Ufaklılar uyuyunca onları yatırıp iyi uykular dilediler.

Minsoo ile oturmuş film izliyorlardı. Minsoo abisinin kucağında uykuya dalınca gülümseyerek kafasını okşadı kardeşinin.

‘Jongin?’

‘Hm?’

‘Dün babana söylediğin şey… neydi?’

‘Telefonu alıp bana attığın mesajları okumaya başladı ve sürekli senin hakkında kötü sözler sarf etti.’ Jongin yüzünde özür dileyen bir ifadeyle bakıyordu. ‘Bende ona karşılık verdim, senin hakkında kötü konuşmamasını söyledim ve… senden hoşlandığımı da söyledim.’

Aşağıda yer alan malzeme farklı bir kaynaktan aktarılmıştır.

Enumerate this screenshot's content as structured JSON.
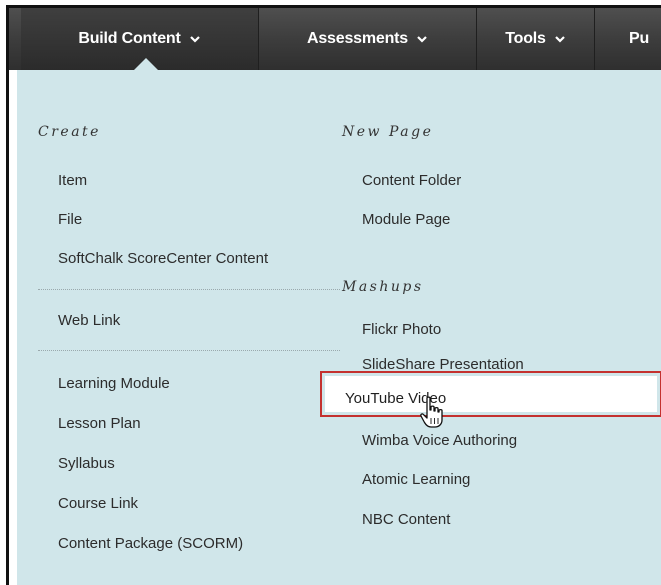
{
  "nav": {
    "tabs": [
      {
        "label": "Build Content"
      },
      {
        "label": "Assessments"
      },
      {
        "label": "Tools"
      },
      {
        "label": "Pu"
      }
    ]
  },
  "menu": {
    "create": {
      "heading": "Create",
      "items": [
        "Item",
        "File",
        "SoftChalk ScoreCenter Content"
      ],
      "items2": [
        "Web Link"
      ],
      "items3": [
        "Learning Module",
        "Lesson Plan",
        "Syllabus",
        "Course Link",
        "Content Package (SCORM)"
      ]
    },
    "new_page": {
      "heading": "New Page",
      "items": [
        "Content Folder",
        "Module Page"
      ]
    },
    "mashups": {
      "heading": "Mashups",
      "items": [
        "Flickr Photo",
        "SlideShare Presentation",
        "YouTube Video",
        "Wimba Voice Authoring",
        "Atomic Learning",
        "NBC Content"
      ]
    }
  },
  "colors": {
    "panel": "#d0e6ea",
    "topbar": "#3d3d3d",
    "highlight_border": "#c4312f"
  }
}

Ellerini Soo’nun kilere geçirip sıktı.

Onu sevdiğini söylemişti, babasına bile.

Soo dayanamayarak başını çocuğun omzuna yasladı.

‘Teşekkürler Jongin.’

--

Jongin kardeşini yatağa yatırıp üstünü güzelce örttü.

‘Bizde yatmalı mıyız?’

Soo kafasını salladı. ‘Anlaşılan bizimkiler dışarı çıkma fırsatı bulmuşken dönmeyi düşünmüyorlar herhalde.’

Üstlerini değiştirip yüzlerine bakarak karşılıklı uzandılar.

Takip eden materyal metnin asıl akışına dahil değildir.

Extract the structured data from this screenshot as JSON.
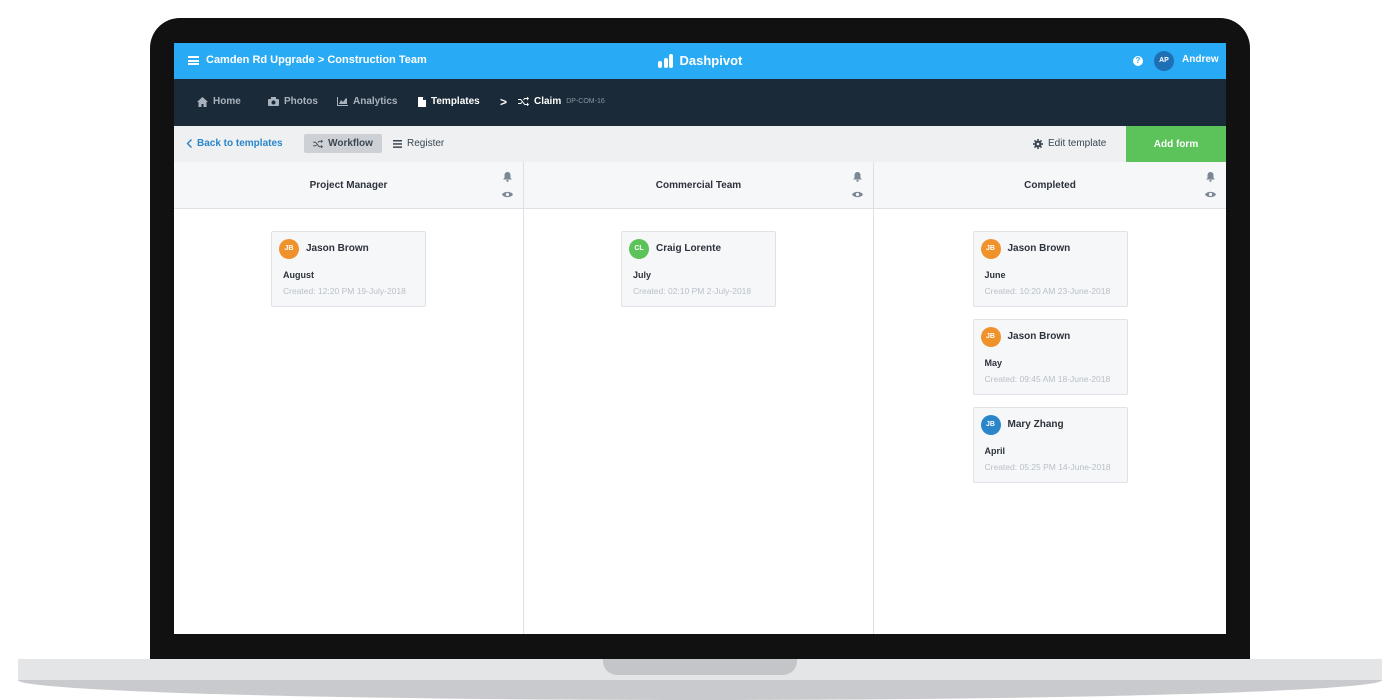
{
  "topbar": {
    "project_path": "Camden Rd Upgrade > Construction Team",
    "brand": "Dashpivot",
    "user_initials": "AP",
    "user_name": "Andrew",
    "help": "?"
  },
  "nav": {
    "items": [
      {
        "label": "Home",
        "icon": "home-icon"
      },
      {
        "label": "Photos",
        "icon": "camera-icon"
      },
      {
        "label": "Analytics",
        "icon": "chart-icon"
      },
      {
        "label": "Templates",
        "icon": "document-icon"
      }
    ],
    "separator": ">",
    "current": {
      "label": "Claim",
      "code": "DP-COM-16",
      "icon": "shuffle-icon"
    }
  },
  "toolbar": {
    "back_label": "Back to templates",
    "workflow_label": "Workflow",
    "register_label": "Register",
    "edit_template_label": "Edit template",
    "add_form_label": "Add form"
  },
  "colors": {
    "topbar": "#29aaf4",
    "navbar": "#1b2a38",
    "add_form": "#5cc25a",
    "avatar_orange": "#f0922b",
    "avatar_green": "#5cc25a",
    "avatar_blue": "#2a86c9"
  },
  "columns": [
    {
      "title": "Project Manager",
      "cards": [
        {
          "initials": "JB",
          "color": "#f0922b",
          "name": "Jason Brown",
          "period": "August",
          "created": "Created: 12:20 PM 19-July-2018"
        }
      ]
    },
    {
      "title": "Commercial Team",
      "cards": [
        {
          "initials": "CL",
          "color": "#5cc25a",
          "name": "Craig Lorente",
          "period": "July",
          "created": "Created: 02:10 PM 2-July-2018"
        }
      ]
    },
    {
      "title": "Completed",
      "cards": [
        {
          "initials": "JB",
          "color": "#f0922b",
          "name": "Jason Brown",
          "period": "June",
          "created": "Created: 10:20 AM 23-June-2018"
        },
        {
          "initials": "JB",
          "color": "#f0922b",
          "name": "Jason Brown",
          "period": "May",
          "created": "Created: 09:45 AM 18-June-2018"
        },
        {
          "initials": "JB",
          "color": "#2a86c9",
          "name": "Mary Zhang",
          "period": "April",
          "created": "Created: 05:25 PM 14-June-2018"
        }
      ]
    }
  ]
}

‘Bana böyle bakma Jongin.’ (Bunlar nie böyle yiyecem ağğ)

Jongin onun bu haline gülerek daha da yaklaştı. ‘Olmaz.’

Çocuğun kalp atışlarını duyduğuna emindi. Jongin’in elini tutup daha da yaklaşarak burnuna ufak bir öpücük kondurdu.

‘Yeterli değil.’

Soo kıkırdayıp dudaklarından öptü. ‘Daha iyi mi?’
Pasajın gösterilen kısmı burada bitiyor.